Our Campus: AMS President-Elect Chris Hakim isn’t afraid to crack a few eggs

After having his headshot “plastered” all over campus for three weeks of intense campaigning, AMS President-Elect Chris Hakim is finally getting over the bizarre experience.

“Every time a student would say, ‘Oh, hey, I recognize you, you’re the guy in the posters,’ I’d feel so embarrassed because I realized my headshot is everywhere,” said Hakim, who is the current AMS VP Administration and also a senator-elect. “But honestly, the fact that they were excited and they’re smiling […] would really get me ramped up.

“You just basically have to because if somebody is just as excited for what you’re doing, you have to somehow be excited by that at the same time.”

And Hakim is excited. Since his first year when he started reading AMS minutes after a Jumpstart friend told him about the student society, he’s seen himself involved in student government — but being president was not something he always thought was in the cards.

Curious Chris

Hakim, a third-year arts student, beat out fellow AMS VP Finance Kuol Akuechbeny, as well as newcomers Stuart Clarke, Jas Kullar and Spencer Latu in a race where candidates struggled to differentiate themselves in terms of platform points and instead turned to means and experience.

But Hakim hardly sees this as a problem.

“I would say that a lot of the candidates are also running on very similar topics — you know, divestment, Indigeneity, sexual violence, mental health — that kept coming up. And people were saying, ‘Oh, you know, you’re just all running with the platform. There’s nothing different between you,’” said Hakim.

“But I think that speaks to a different message, which is that these are the issues that students care about the most.”

Hakim’s leadership style is rooted in curiosity. He plans to support each of the executives, some of whom are very new to the AMS — VP External Cristina Ilnitchi is the only other incumbent remaining on the executive — but he also wants to keep in mind his roots at home and why he joined the AMS in the first place.
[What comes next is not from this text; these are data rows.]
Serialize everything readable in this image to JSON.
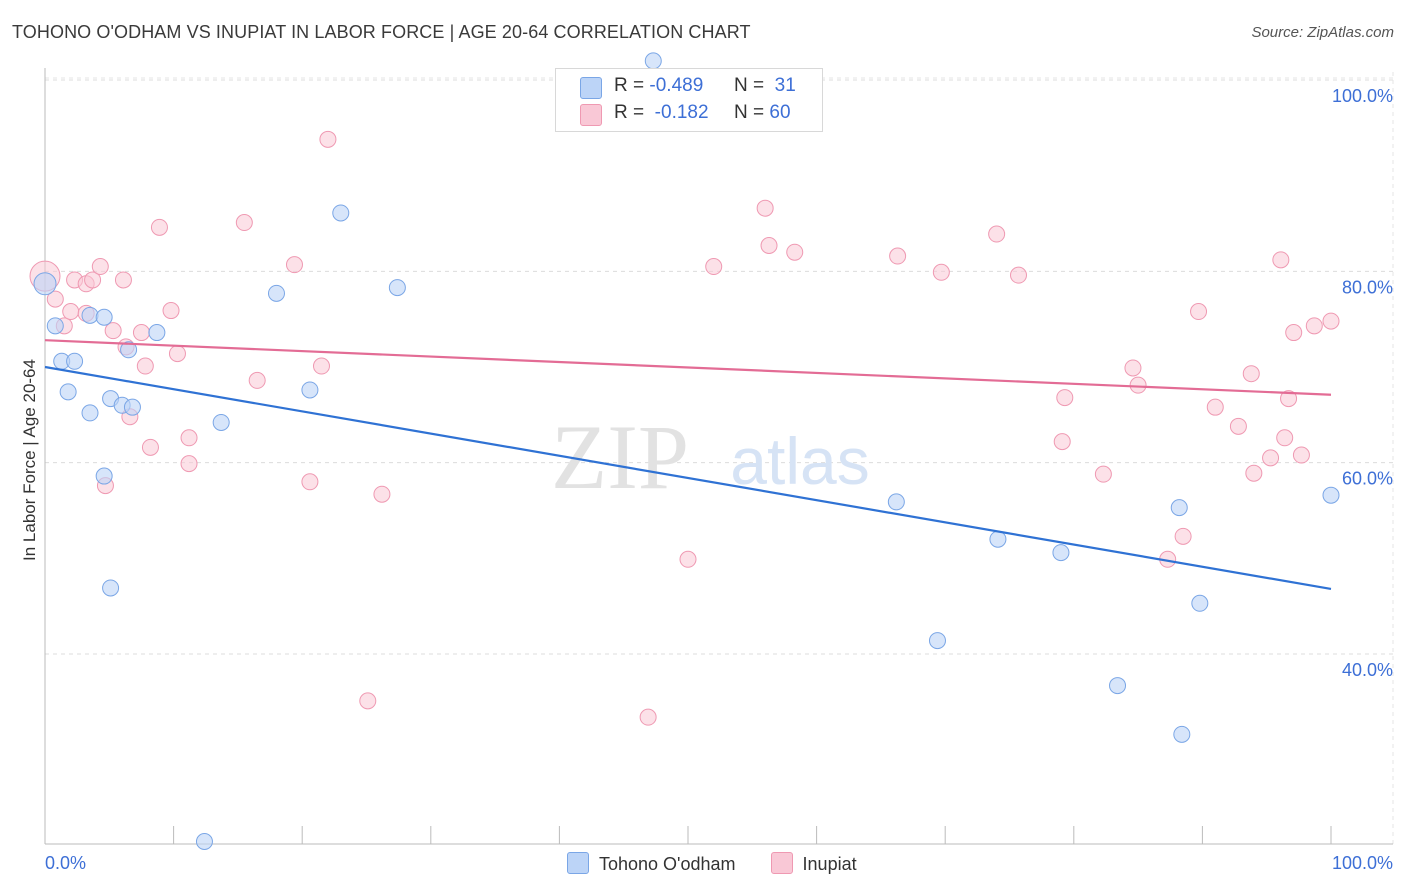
{
  "header": {
    "title": "TOHONO O'ODHAM VS INUPIAT IN LABOR FORCE | AGE 20-64 CORRELATION CHART",
    "source": "Source: ZipAtlas.com"
  },
  "legend_top": {
    "rows": [
      {
        "r_label": "R =",
        "r_value": "-0.489",
        "n_label": "N =",
        "n_value": "31"
      },
      {
        "r_label": "R =",
        "r_value": "-0.182",
        "n_label": "N =",
        "n_value": "60"
      }
    ]
  },
  "legend_bottom": {
    "series1": "Tohono O'odham",
    "series2": "Inupiat"
  },
  "watermark": {
    "part1": "ZIP",
    "part2": "atlas"
  },
  "colors": {
    "blue_fill": "#bcd4f7",
    "blue_stroke": "#7aa6e6",
    "blue_line": "#2f72d4",
    "pink_fill": "#f9c8d6",
    "pink_stroke": "#ef99b2",
    "pink_line": "#e36c95",
    "axis_text": "#3d6fd6"
  },
  "chart_data": {
    "type": "scatter",
    "title": "TOHONO O'ODHAM VS INUPIAT IN LABOR FORCE | AGE 20-64 CORRELATION CHART",
    "xlabel": "",
    "ylabel": "In Labor Force | Age 20-64",
    "xlim": [
      0,
      100
    ],
    "ylim": [
      20,
      102
    ],
    "x_tick_labels": [
      "0.0%",
      "100.0%"
    ],
    "y_ticks": [
      {
        "value": 100,
        "label": "100.0%"
      },
      {
        "value": 80,
        "label": "80.0%"
      },
      {
        "value": 60,
        "label": "60.0%"
      },
      {
        "value": 40,
        "label": "40.0%"
      }
    ],
    "grid": true,
    "series": [
      {
        "name": "Tohono O'odham",
        "color": "#7aa6e6",
        "R": -0.489,
        "N": 31,
        "trend": [
          [
            0,
            70.0
          ],
          [
            100,
            46.8
          ]
        ],
        "points": [
          [
            0.0,
            78.7
          ],
          [
            0.8,
            74.3
          ],
          [
            1.3,
            70.6
          ],
          [
            1.8,
            67.4
          ],
          [
            2.3,
            70.6
          ],
          [
            3.5,
            65.2
          ],
          [
            3.5,
            75.4
          ],
          [
            4.6,
            75.2
          ],
          [
            4.6,
            58.6
          ],
          [
            5.1,
            66.7
          ],
          [
            5.1,
            46.9
          ],
          [
            6.0,
            66.0
          ],
          [
            6.5,
            71.8
          ],
          [
            6.8,
            65.8
          ],
          [
            8.7,
            73.6
          ],
          [
            12.4,
            20.4
          ],
          [
            13.7,
            64.2
          ],
          [
            18.0,
            77.7
          ],
          [
            20.6,
            67.6
          ],
          [
            23.0,
            86.1
          ],
          [
            27.4,
            78.3
          ],
          [
            47.3,
            102.0
          ],
          [
            66.2,
            55.9
          ],
          [
            69.4,
            41.4
          ],
          [
            74.1,
            52.0
          ],
          [
            79.0,
            50.6
          ],
          [
            83.4,
            36.7
          ],
          [
            88.2,
            55.3
          ],
          [
            88.4,
            31.6
          ],
          [
            89.8,
            45.3
          ],
          [
            100.0,
            56.6
          ]
        ]
      },
      {
        "name": "Inupiat",
        "color": "#ef99b2",
        "R": -0.182,
        "N": 60,
        "trend": [
          [
            0,
            72.8
          ],
          [
            100,
            67.1
          ]
        ],
        "points": [
          [
            0.0,
            79.5
          ],
          [
            0.8,
            77.1
          ],
          [
            1.5,
            74.3
          ],
          [
            2.0,
            75.8
          ],
          [
            2.3,
            79.1
          ],
          [
            3.2,
            75.6
          ],
          [
            3.2,
            78.7
          ],
          [
            3.7,
            79.1
          ],
          [
            4.3,
            80.5
          ],
          [
            4.7,
            57.6
          ],
          [
            5.3,
            73.8
          ],
          [
            6.1,
            79.1
          ],
          [
            6.3,
            72.1
          ],
          [
            6.6,
            64.8
          ],
          [
            7.5,
            73.6
          ],
          [
            7.8,
            70.1
          ],
          [
            8.2,
            61.6
          ],
          [
            8.9,
            84.6
          ],
          [
            9.8,
            75.9
          ],
          [
            10.3,
            71.4
          ],
          [
            11.2,
            59.9
          ],
          [
            11.2,
            62.6
          ],
          [
            15.5,
            85.1
          ],
          [
            16.5,
            68.6
          ],
          [
            19.4,
            80.7
          ],
          [
            20.6,
            58.0
          ],
          [
            21.5,
            70.1
          ],
          [
            22.0,
            93.8
          ],
          [
            25.1,
            35.1
          ],
          [
            26.2,
            56.7
          ],
          [
            46.9,
            33.4
          ],
          [
            50.0,
            49.9
          ],
          [
            52.0,
            80.5
          ],
          [
            56.0,
            86.6
          ],
          [
            56.3,
            82.7
          ],
          [
            58.3,
            82.0
          ],
          [
            66.3,
            81.6
          ],
          [
            69.7,
            79.9
          ],
          [
            74.0,
            83.9
          ],
          [
            75.7,
            79.6
          ],
          [
            79.3,
            66.8
          ],
          [
            79.1,
            62.2
          ],
          [
            82.3,
            58.8
          ],
          [
            84.6,
            69.9
          ],
          [
            85.0,
            68.1
          ],
          [
            87.3,
            49.9
          ],
          [
            88.5,
            52.3
          ],
          [
            89.7,
            75.8
          ],
          [
            91.0,
            65.8
          ],
          [
            92.8,
            63.8
          ],
          [
            93.8,
            69.3
          ],
          [
            94.0,
            58.9
          ],
          [
            95.3,
            60.5
          ],
          [
            96.1,
            81.2
          ],
          [
            96.4,
            62.6
          ],
          [
            96.7,
            66.7
          ],
          [
            97.1,
            73.6
          ],
          [
            97.7,
            60.8
          ],
          [
            98.7,
            74.3
          ],
          [
            100.0,
            74.8
          ]
        ]
      }
    ]
  }
}
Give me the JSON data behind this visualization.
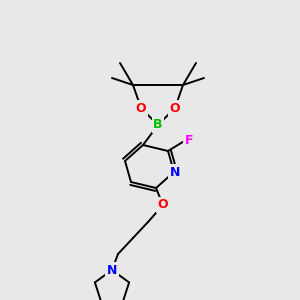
{
  "background_color": "#e8e8e8",
  "bond_color": "#000000",
  "atom_colors": {
    "B": "#00bb00",
    "O": "#ff0000",
    "N_pyridine": "#0000ff",
    "N_pyrrolidine": "#0000ff",
    "F": "#ff00ff",
    "O_ether": "#ff0000"
  },
  "lw": 1.4,
  "fontsize": 9
}
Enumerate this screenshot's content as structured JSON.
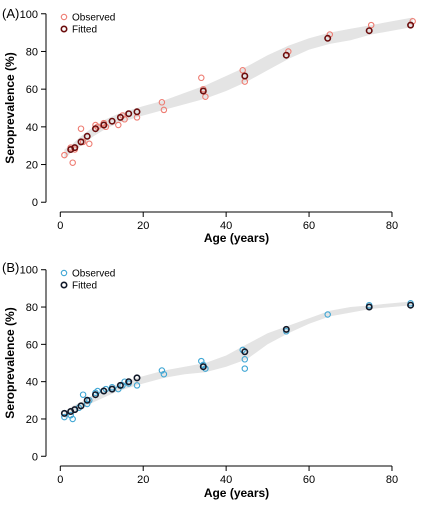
{
  "chart_data": [
    {
      "type": "scatter",
      "panel_label": "(A)",
      "xlabel": "Age (years)",
      "ylabel": "Seroprevalence (%)",
      "xlim": [
        -2,
        87
      ],
      "ylim": [
        -2,
        102
      ],
      "xticks": [
        0,
        20,
        40,
        60,
        80
      ],
      "yticks": [
        0,
        20,
        40,
        60,
        80,
        100
      ],
      "legend_position": "top-left",
      "band": {
        "x": [
          1,
          3,
          5,
          8,
          11,
          14,
          17,
          20,
          25,
          30,
          35,
          40,
          45,
          50,
          55,
          60,
          65,
          70,
          75,
          80,
          85
        ],
        "lower": [
          23,
          27,
          30,
          35,
          39,
          42,
          44,
          46,
          49,
          52,
          55,
          59,
          64,
          70,
          76,
          81,
          84,
          86,
          89,
          91,
          93
        ],
        "upper": [
          28,
          31,
          35,
          40,
          44,
          47,
          49,
          51,
          54,
          58,
          62,
          67,
          72,
          78,
          83,
          87,
          90,
          92,
          94,
          96,
          98
        ]
      },
      "series": [
        {
          "name": "Observed",
          "color": "#ee7d73",
          "x": [
            1,
            2.5,
            3,
            3.5,
            5,
            5.5,
            7,
            8.5,
            9,
            10.5,
            11,
            12.5,
            14,
            15,
            15.5,
            16.5,
            18.5,
            24.5,
            25,
            34,
            34.5,
            35,
            44,
            44.5,
            55,
            65,
            75,
            85
          ],
          "y": [
            25,
            29,
            21,
            28,
            39,
            32,
            31,
            41,
            40,
            42,
            40,
            43,
            41,
            46,
            44,
            47,
            45,
            53,
            49,
            66,
            60,
            56,
            70,
            64,
            80,
            89,
            94,
            96
          ]
        },
        {
          "name": "Fitted",
          "color": "#6b0d0d",
          "x": [
            2.5,
            3.5,
            5,
            6.5,
            8.5,
            10.5,
            12.5,
            14.5,
            16.5,
            18.5,
            34.5,
            44.5,
            54.5,
            64.5,
            74.5,
            84.5
          ],
          "y": [
            28,
            29,
            32,
            35,
            39,
            41,
            43,
            45,
            47,
            48,
            59,
            67,
            78,
            87,
            91,
            94
          ]
        }
      ]
    },
    {
      "type": "scatter",
      "panel_label": "(B)",
      "xlabel": "Age (years)",
      "ylabel": "Seroprevalence (%)",
      "xlim": [
        -2,
        87
      ],
      "ylim": [
        -2,
        102
      ],
      "xticks": [
        0,
        20,
        40,
        60,
        80
      ],
      "yticks": [
        0,
        20,
        40,
        60,
        80,
        100
      ],
      "legend_position": "top-left",
      "band": {
        "x": [
          1,
          3,
          5,
          8,
          11,
          14,
          17,
          20,
          25,
          30,
          35,
          40,
          45,
          50,
          55,
          60,
          65,
          70,
          75,
          80,
          85
        ],
        "lower": [
          20,
          23,
          25,
          29,
          32,
          35,
          37,
          39,
          42,
          44,
          45,
          48,
          52,
          60,
          66,
          71,
          75,
          77,
          79,
          80,
          81
        ],
        "upper": [
          24,
          27,
          29,
          33,
          36,
          39,
          41,
          43,
          46,
          48,
          50,
          54,
          60,
          66,
          70,
          74,
          78,
          80,
          81,
          82,
          83
        ]
      },
      "series": [
        {
          "name": "Observed",
          "color": "#3fa6d4",
          "x": [
            1,
            2.5,
            3,
            4.5,
            5.5,
            6.5,
            7,
            8.5,
            9,
            10.5,
            11,
            12.5,
            14,
            15,
            15.5,
            16.5,
            18.5,
            24.5,
            25,
            34,
            34.5,
            35,
            44,
            44.5,
            44.5,
            54.5,
            64.5,
            74.5,
            84.5
          ],
          "y": [
            21,
            22,
            20,
            26,
            33,
            28,
            30,
            34,
            35,
            35,
            36,
            37,
            36,
            38,
            40,
            39,
            38,
            46,
            44,
            51,
            49,
            47,
            57,
            52,
            47,
            67,
            76,
            81,
            82
          ]
        },
        {
          "name": "Fitted",
          "color": "#101828",
          "x": [
            1,
            2.5,
            3.5,
            5,
            6.5,
            8.5,
            10.5,
            12.5,
            14.5,
            16.5,
            18.5,
            34.5,
            44.5,
            54.5,
            74.5,
            84.5
          ],
          "y": [
            23,
            24,
            25,
            27,
            30,
            33,
            35,
            36,
            38,
            40,
            42,
            48,
            56,
            68,
            80,
            81
          ]
        }
      ]
    }
  ]
}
“I remember growing up in high school in Jordan ... I had very strong feelings when it came to the refugee crisis [so] I started working with humanitarian organizations and refugee camps to see how to help,” said Hakim. When he got to UBC, his friends shared similar concerns to him about how the AMS and UBC were doing things, but he noticed many more serious concerns weren’t being addressed at all.

“Our approach should always be, as a student union, to be working with our students,” said Hakim. “And I think listening to students, listening to people in general, provides so much information, so much knowledge that it can only be good.”

Hakim’s curiosity on these issues — and on changing the AMS itself — has helped him work on his own knowledge gaps. This past year, Hakim was part of the executive that decided to cut the support services at the AMS Sexual Assault Support Centre, a decision which was later reversed after intense community backlash.

“As much as I am an anti-sexual violence advocate, I'll be honest, if you asked me like, a few years ago, I probably would not know too much about sexual violence,” said Hakim. “Being able to slowly learn what it's like to provide that support for each unique experience is something so key that I believe every institution be, should be prepared to do. And that's something that I've been really trying to emphasize and learn.”

Cracking a few eggs

As VP Administration, Hakim has had a central role in the creation of the AMS’s own internal sexual violence prevention and response policy, which is currently out for consultation with students. But as president, he wants to bring his level of work from the system to the student-level to continue advocacy for survivors and reconciliation within the AMS and UBC.

It’s no wonder he does. As a first-year student who grew up in Jordan and the Middle East but who is also a Canadian citizen, Hakim was immediately struck by the scale of UBC and the AMS itself. And after an election where all candidates for president and four of five original candidates for the Board of Governors were men, Hakim wants to make sure everyone can see themselves in the AMS in the way that he did in those first few weeks.

“I remember seeing [former AMS President] Ava Nasiri on stage at Imagine Day. And then just like seeing sort of like the extent that students are willing to go for other students,” said Hakim. “It was just so inspiring to me that I just wanted to be able to do the same thing for students as well.”

Hakim praises the work of current President Marium Hamid on “fixing a structure that has been broken for years.” Now, he wants to look at what the society can do better to encourage people of all genders and backgrounds to see themselves in the society.

“The issue of representation, whether it comes from women or other marginalized communities, it’s something that is pre-balanced, not through our executives or elections, but more so our councils or committees or management,” he said. Hakim cracked eggs for breakfast in the background of his interview with The Ubyssey, a well-timed metaphor for his approach to complacency.

“We need to understand, you know, where we lack and how we can improve because we can ... keep staring a problem in the eye, [but] it's about time that some changes are made.”